No SQL, no subprocess, no `eval`/`exec`, no secrets, no new external inputs. Helper inspects `config.mode` (typed `Literal["live", "replay"]`) and `config.components` (typed `Mapping[str, Any]`); both are already validated by `Config.__post_init__`.

### Phase 5: Performance Scan

Helper is O(1): one attribute read + one dict membership check. No hot-path impact (bootstrap runs once per process). No N+1 risk, no unbounded fetch, no async-blocking.

### Phase 6: Cross-Task Consistency

Single-task batch; N/A.

### Phase 7: Architecture Compliance

- **Layer direction**: `runtime_root` is the composition root (ADR-001/ADR-009) — it MAY import concrete strategies across components. The change touches only the composition root and adds no new cross-component imports.
- **Public API respect**: no new imports introduced.
- **No new cyclic dependencies**: `_replay_omits_component_block` reads `Config` only via `getattr` + dict membership; no module-level imports added.
- **Duplicate symbols**: `_replay_omits_component_block` is unique to `airborne_bootstrap.py`.
- **Cross-cutting concerns not locally re-implemented**: the mode + block-presence predicate is a composition-root concern (the composition root is the only layer that owns the `config.mode` branch); placing it in `airborne_bootstrap.py` is correct per `_docs/02_document/module-layout.md` shared/runtime_root entry.
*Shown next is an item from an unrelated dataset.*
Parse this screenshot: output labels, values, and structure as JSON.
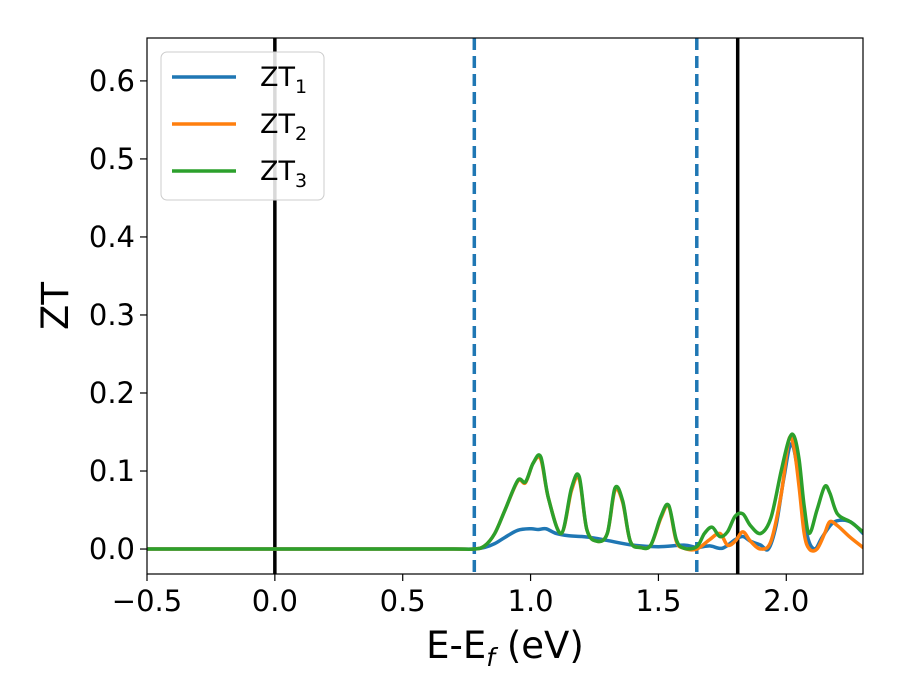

Baseline delta: no `_docs/02_document/architecture_compliance_baseline.md` exists yet, so no delta is computed (baseline mode has not been run).

## Verdict Justification

Zero Critical / High findings (no Spec-Gap, no Bug, no Security, no Architecture violation). Zero Medium / Low findings. Verdict: **PASS** — no action required before commit.